The State Department put together a statement about International Holocaust Remembrance Day that mentioned Jewish victims, but the White House used its own, which drew controversy.
According to Politico, a White House official said they did not see the State Department's draft until after it had released its own statement, and told the State Department not to release its version. The official also told Politico that the White House did not ask the State Department to write its statement.
The White House statement on the day of remembrance said: "It is with a heavy heart and a somber mind that we remember and honor the victims, survivors, heroes of the Holocaust. It is impossible to fully fathom the depravity and horror inflicted on innocent people by Nazi terror."
White House press secretary Sean Spicer said the Trump administration stands by its message.
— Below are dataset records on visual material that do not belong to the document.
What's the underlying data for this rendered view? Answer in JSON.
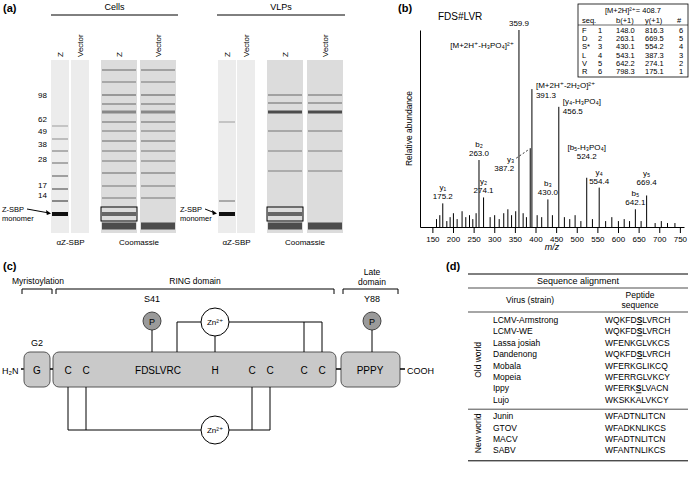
{
  "panel_labels": [
    "(a)",
    "(b)",
    "(c)",
    "(d)"
  ],
  "panel_a": {
    "markers": [
      98,
      62,
      49,
      38,
      28,
      17,
      14
    ],
    "groups": [
      {
        "title": "Cells",
        "lanes": [
          "Z",
          "Vector"
        ],
        "blot_label": "αZ-SBP",
        "stain_label": "Coomassie",
        "monomer_label": [
          "Z-SBP",
          "monomer"
        ]
      },
      {
        "title": "VLPs",
        "lanes": [
          "Z",
          "Vector"
        ],
        "blot_label": "αZ-SBP",
        "stain_label": "Coomassie",
        "monomer_label": [
          "Z-SBP",
          "monomer"
        ]
      }
    ]
  },
  "chart_data": {
    "type": "stem",
    "title": "FDS#LVR",
    "x_label": "m/z",
    "y_label": "Relative abundance",
    "color": "#000000",
    "x": [
      160,
      168,
      175.2,
      185,
      193,
      201,
      210,
      222,
      231,
      240,
      248,
      256,
      263.0,
      274.1,
      290,
      301,
      312,
      323,
      333,
      342,
      352,
      359.9,
      370,
      378,
      387.2,
      391.3,
      404,
      415,
      430.0,
      441,
      456.5,
      470,
      483,
      496,
      510,
      524.2,
      538,
      554.4,
      570,
      585,
      601,
      615,
      628,
      642.1,
      656,
      669.4,
      690,
      705,
      720,
      738
    ],
    "values": [
      4,
      6,
      12,
      3,
      5,
      7,
      4,
      8,
      5,
      6,
      4,
      7,
      34,
      15,
      5,
      6,
      4,
      7,
      9,
      6,
      8,
      100,
      7,
      5,
      40,
      70,
      6,
      5,
      14,
      6,
      61,
      5,
      4,
      6,
      3,
      25,
      4,
      20,
      3,
      5,
      3,
      4,
      3,
      9,
      3,
      16,
      2,
      3,
      2,
      2
    ],
    "peak_labels": [
      null,
      null,
      [
        "y₁",
        "175.2"
      ],
      null,
      null,
      null,
      null,
      null,
      null,
      null,
      null,
      null,
      [
        "b₂",
        "263.0"
      ],
      [
        "y₂",
        "274.1"
      ],
      null,
      null,
      null,
      null,
      null,
      null,
      null,
      [
        "[M+2H⁺-H₃PO₄]²⁺",
        "359.9"
      ],
      null,
      null,
      [
        "y₃",
        "387.2"
      ],
      [
        "[M+2H⁺-2H₂O]²⁺",
        "391.3"
      ],
      null,
      null,
      [
        "b₃",
        "430.0"
      ],
      null,
      [
        "[y₄-H₃PO₄]",
        "456.5"
      ],
      null,
      null,
      null,
      null,
      [
        "[b₅-H₃PO₄]",
        "524.2"
      ],
      null,
      [
        "y₄",
        "554.4"
      ],
      null,
      null,
      null,
      null,
      null,
      [
        "b₅",
        "642.1"
      ],
      null,
      [
        "y₅",
        "669.4"
      ],
      null,
      null,
      null,
      null
    ],
    "xlim": [
      120,
      760
    ],
    "xticks": [
      150,
      200,
      250,
      300,
      350,
      400,
      450,
      500,
      550,
      600,
      650,
      700,
      750
    ],
    "ylim": [
      0,
      100
    ],
    "tick_labels": "x",
    "inset": {
      "title": "[M+2H]²⁺= 408.7",
      "columns": [
        "seq.",
        "b(+1)",
        "y(+1)",
        "#"
      ],
      "rows": [
        [
          "F",
          "1",
          "148.0",
          "816.3",
          "6"
        ],
        [
          "D",
          "2",
          "263.1",
          "669.5",
          "5"
        ],
        [
          "S*",
          "3",
          "430.1",
          "554.2",
          "4"
        ],
        [
          "L",
          "4",
          "543.1",
          "387.3",
          "3"
        ],
        [
          "V",
          "5",
          "642.2",
          "274.1",
          "2"
        ],
        [
          "R",
          "6",
          "798.3",
          "175.1",
          "1"
        ]
      ]
    }
  },
  "panel_c": {
    "domains": [
      [
        "Myristoylation"
      ],
      [
        "RING domain"
      ],
      [
        "Late",
        "domain"
      ]
    ],
    "sites": [
      {
        "label": "G2"
      },
      {
        "label": "S41",
        "modification": "P"
      },
      {
        "label": "Y88",
        "modification": "P"
      }
    ],
    "n_terminus": "H₂N",
    "c_terminus": "COOH",
    "myristoylation": [
      "G"
    ],
    "ring": [
      "C",
      "C",
      "FDSLVRC",
      "H",
      "C",
      "C",
      "C",
      "C"
    ],
    "late": [
      "PPPY"
    ],
    "zinc": [
      "Zn²⁺",
      "Zn²⁺"
    ]
  },
  "panel_d": {
    "title": "Sequence alignment",
    "columns": [
      [
        "Virus (strain)"
      ],
      [
        "Peptide",
        "sequence"
      ]
    ],
    "groups": [
      {
        "name": "Old world",
        "rows": [
          {
            "virus": "LCMV-Armstrong",
            "peptide": [
              "WQKFD",
              "S",
              "LVRCH"
            ]
          },
          {
            "virus": "LCMV-WE",
            "peptide": [
              "WQKFD",
              "S",
              "LVRCH"
            ]
          },
          {
            "virus": "Lassa josiah",
            "peptide": [
              "WFENKGLVKCS"
            ]
          },
          {
            "virus": "Dandenong",
            "peptide": [
              "WQKFD",
              "S",
              "LVRCH"
            ]
          },
          {
            "virus": "Mobala",
            "peptide": [
              "WFERKGLIKCQ"
            ]
          },
          {
            "virus": "Mopeia",
            "peptide": [
              "WFERRGLVKCY"
            ]
          },
          {
            "virus": "Ippy",
            "peptide": [
              "WFERK",
              "S",
              "LVACN"
            ]
          },
          {
            "virus": "Lujo",
            "peptide": [
              "WKSKKALVKCY"
            ]
          }
        ]
      },
      {
        "name": "New world",
        "rows": [
          {
            "virus": "Junin",
            "peptide": [
              "WFADTNLITCN"
            ]
          },
          {
            "virus": "GTOV",
            "peptide": [
              "WFADKNLIKCS"
            ]
          },
          {
            "virus": "MACV",
            "peptide": [
              "WFADTNLITCN"
            ]
          },
          {
            "virus": "SABV",
            "peptide": [
              "WFANTNLIKCS"
            ]
          }
        ]
      }
    ]
  }
}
"I think by and large he's been praised for it. I think the president recognized the tremendous loss of life in the Holocaust," Spicer said.
Critics of the statement included the United States Holocaust Memorial Museum.
"Millions of other innocent civilians were persecuted and murdered by the Nazis, but the elimination of Jews was central to Nazi policy," the museum said in a statement, Politico reports.
The Republican Jewish Coalition and the Zionist Organization of America both said the Jewish people should have been mentioned.
"The lack of a direct statement about the suffering of the Jewish people during the Holocaust was an unfortunate omission. History unambiguously shows the purpose of the Nazis' final solution was the extermination of the Jews of Europe. We hope, going forward, he (the president) conveys those feelings when speaking about the Holocaust," said Fred Brown from the Republican Jewish Coalition.